Kadınlarımız ve Saliha kadınlar Allah’a itaatkârdırlar. O yüzden kocalarına karşı da saygı gösterir ve itaat ederler.
4/NİSÂ-34: Erkekler, mallarından (kadınlar için Mehir ve nafaka olarak) harcamaları sebebiyle ve Allah’ın, onların bir kısmını, diğerlerine üstün kılmasından dolayı, kadınların üzerinde daha çok kaimdirler (koruyup gözetici, idare edicidirler). Bu bakımdan Salih amel (nefs tezkiyesi) yapan kadınlar itaatkârdırlar, Allah’ın (onların haklarını ve iffetlerini) korumasıyla, onlar da gayb de (kocalarının yokluğunda hem kendilerini hem kocalarının mal ve şerefini) koruyucudurlar. İtaatsizliklerinden (baş kaldırmalarından) korktuğunuz (kadınlara) ise (önce) nasihat ediniz. Ve (sonra da) yataklarında yalnız bırakınız. Ve (hâlâ itaat etmezlerse) onlara vurunuz. Bundan sonra eğer size itaat ederlerse, artık onların aleyhine başka bir yol aramayın. Muhakkak ki Allah Âli’dir (yücedir), Kebir’dir (büyüktür).
Eğer böyle bir olay meydana gelmiş ve kadın kocasına karşı itaatsizlik yapmışsa ve koca bundan dolayı aşırı bir kızgınlık halinde ise, önce NİSA-34’deki gibi önce nasihat etmeli, devamı halinde yataklarında yalnız bırakmalı. Bu da kâfi etmez ve düzelmezlerse işte o zaman sinirlerinin yatışması ve yeminin yerine gelebilmesi için;
38/SÂD-44: Ve (Ey Eyüp!) eline bir demet sap al onunla vur, yeminini bozma. Muhakkak ki biz, onu sabırlı bulduk. Ne iyi bir kuldu. Muhakkak ki o, Allah’a ulaşmıştı (ruhunu ölmeden evvel Allah’a ulaştırıp teslim etmişti).

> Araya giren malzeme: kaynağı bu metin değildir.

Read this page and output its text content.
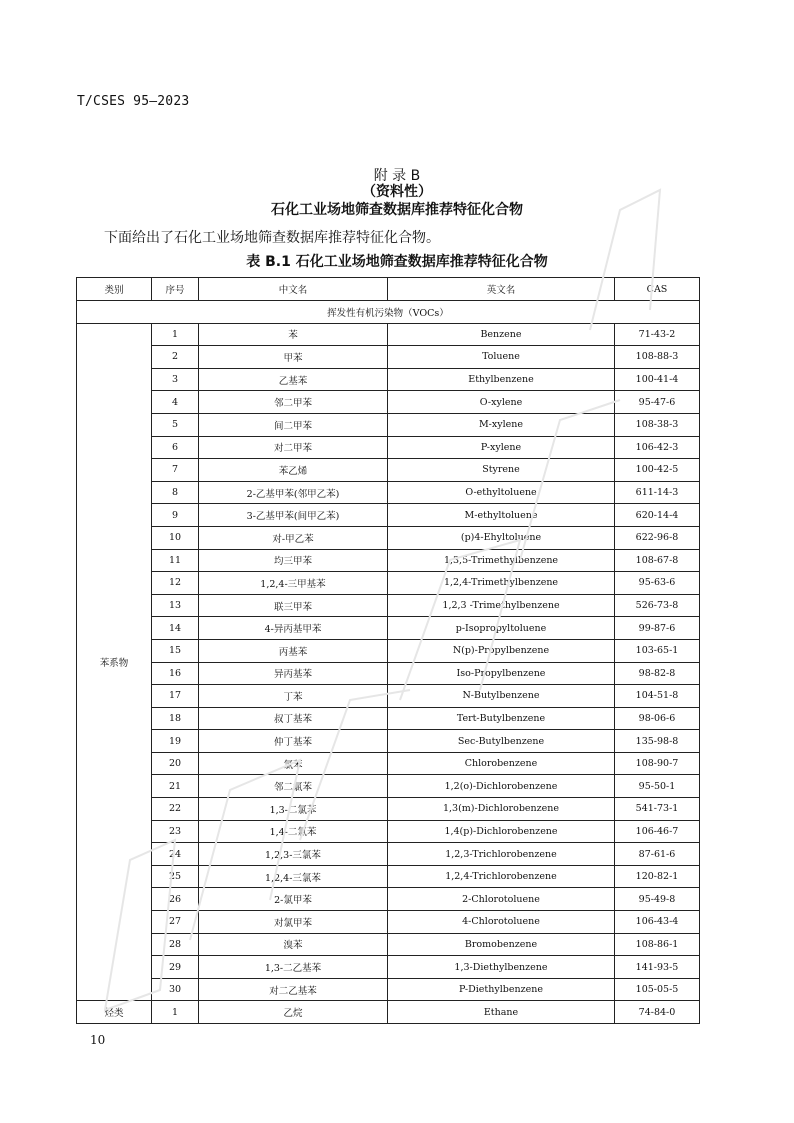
T/CSES 95—2023
附 录 B
（资料性）
石化工业场地筛查数据库推荐特征化合物
下面给出了石化工业场地筛查数据库推荐特征化合物。
表 B.1 石化工业场地筛查数据库推荐特征化合物
类别	序号	中文名	英文名	CAS
挥发性有机污染物（VOCs）				
苯系物	1	苯	Benzene	71-43-2
	2	甲苯	Toluene	108-88-3
	3	乙基苯	Ethylbenzene	100-41-4
	4	邻二甲苯	O-xylene	95-47-6
	5	间二甲苯	M-xylene	108-38-3
	6	对二甲苯	P-xylene	106-42-3
	7	苯乙烯	Styrene	100-42-5
	8	2-乙基甲苯(邻甲乙苯)	O-ethyltoluene	611-14-3
	9	3-乙基甲苯(间甲乙苯)	M-ethyltoluene	620-14-4
	10	对-甲乙苯	(p)4-Ehyltoluene	622-96-8
	11	均三甲苯	1,3,5-Trimethylbenzene	108-67-8
	12	1,2,4-三甲基苯	1,2,4-Trimethylbenzene	95-63-6
	13	联三甲苯	1,2,3 -Trimethylbenzene	526-73-8
	14	4-异丙基甲苯	p-Isopropyltoluene	99-87-6
	15	丙基苯	N(p)-Propylbenzene	103-65-1
	16	异丙基苯	Iso-Propylbenzene	98-82-8
	17	丁苯	N-Butylbenzene	104-51-8
	18	叔丁基苯	Tert-Butylbenzene	98-06-6
	19	仲丁基苯	Sec-Butylbenzene	135-98-8
	20	氯苯	Chlorobenzene	108-90-7
	21	邻二氯苯	1,2(o)-Dichlorobenzene	95-50-1
	22	1,3-二氯苯	1,3(m)-Dichlorobenzene	541-73-1
	23	1,4-二氯苯	1,4(p)-Dichlorobenzene	106-46-7
	24	1,2,3-三氯苯	1,2,3-Trichlorobenzene	87-61-6
	25	1,2,4-三氯苯	1,2,4-Trichlorobenzene	120-82-1
	26	2-氯甲苯	2-Chlorotoluene	95-49-8
	27	对氯甲苯	4-Chlorotoluene	106-43-4
	28	溴苯	Bromobenzene	108-86-1
	29	1,3-二乙基苯	1,3-Diethylbenzene	141-93-5
	30	对二乙基苯	P-Diethylbenzene	105-05-5
烃类	1	乙烷	Ethane	74-84-0
10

Ayette Allahütealâ’nın Eyüp Aleyhisselam’a emrettiği şekilde hareket etmeli, kadını incitmesi mümkün olmayan bir demet buğday sapıyla vurduğu gibi canını yakmamalıdır. Erkek kadının üzerinde bir koruyucudur ama ona zulmetme yetkisi yoktur. Erkek eşinin kocası olabilir ama onun sahibi değildir. Allahütealâ kadına karşı şiddet kullanımına izin vermiyor ve bunu yasaklamıştır.
Peygamber Efendimiz (S.A.V) Veda Hutbesinde dahi kadınları korumamızı bize açık bir şekilde dile getiriyor.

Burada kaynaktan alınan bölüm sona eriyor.